Charles Spurgeon, dalam The Treasury of David, menulis:
“Mazmur ini adalah cermin bagi hati orang benar yang hidup di tengah dunia yang busuk oleh dosa. Ia berdoa bukan karena benci pribadi, melainkan karena cinta kepada kebenaran Allah.”
1. Sifat Manusia Berdosa yang Penuh Kepalsuan (Mazmur 5:9)
“Sebab tidak ada ketulusan dalam mulut mereka; batin mereka penuh kebinasaan, kerongkongan mereka seperti kubur yang terbuka, lidah mereka licin.”
Daud menggambarkan musuh-musuhnya dengan empat metafora tajam:
-
Mulut yang tidak tulus
-
Batin yang rusak
-
Kerongkongan seperti kubur terbuka
-
Lidah yang licin
Keempat gambaran ini menunjukkan korupsi total dari diri manusia berdosa—mulai dari hati sampai ucapan.

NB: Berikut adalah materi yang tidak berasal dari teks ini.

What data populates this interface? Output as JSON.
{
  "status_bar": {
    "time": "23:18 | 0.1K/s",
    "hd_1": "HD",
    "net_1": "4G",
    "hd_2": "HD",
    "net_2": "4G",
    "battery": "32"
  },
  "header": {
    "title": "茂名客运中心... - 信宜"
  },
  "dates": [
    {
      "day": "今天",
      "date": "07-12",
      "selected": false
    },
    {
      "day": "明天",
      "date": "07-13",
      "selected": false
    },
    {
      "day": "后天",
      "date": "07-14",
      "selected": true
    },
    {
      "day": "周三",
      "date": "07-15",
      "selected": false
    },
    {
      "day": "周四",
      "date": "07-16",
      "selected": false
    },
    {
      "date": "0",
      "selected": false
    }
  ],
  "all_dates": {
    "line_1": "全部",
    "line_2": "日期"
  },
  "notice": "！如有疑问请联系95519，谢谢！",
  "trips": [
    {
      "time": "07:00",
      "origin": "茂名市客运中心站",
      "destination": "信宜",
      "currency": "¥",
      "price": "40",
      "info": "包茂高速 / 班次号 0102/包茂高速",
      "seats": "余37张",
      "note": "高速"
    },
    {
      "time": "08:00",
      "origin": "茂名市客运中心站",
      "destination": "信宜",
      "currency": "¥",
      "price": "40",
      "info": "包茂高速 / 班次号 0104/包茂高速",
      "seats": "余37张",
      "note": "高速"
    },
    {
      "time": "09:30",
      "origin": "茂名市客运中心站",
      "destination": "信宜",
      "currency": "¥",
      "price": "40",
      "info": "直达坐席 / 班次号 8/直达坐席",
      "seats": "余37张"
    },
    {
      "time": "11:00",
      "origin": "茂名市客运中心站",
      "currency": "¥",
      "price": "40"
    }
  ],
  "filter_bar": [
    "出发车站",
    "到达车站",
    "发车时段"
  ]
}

a. Tidak ada ketulusan dalam mulut mereka
Kata Ibrani nekhonah (נְכֹנָה) berarti “kebenaran, kejujuran, integritas”. Daud berkata tidak ada itu dalam mulut mereka. Ucapan mereka tampak manis, tetapi penuh kebohongan. Ini adalah gambaran klasik dari munafik rohani—mereka yang berbicara tentang kebaikan tetapi hatinya jahat.
John Calvin menulis:
“Manusia berdosa sering memakai lidah sebagai alat menipu, menyembunyikan niat jahatnya di balik kata-kata lembut. Daud ingin menunjukkan bahwa akar kejahatan manusia ada di dalam hati yang menipu.”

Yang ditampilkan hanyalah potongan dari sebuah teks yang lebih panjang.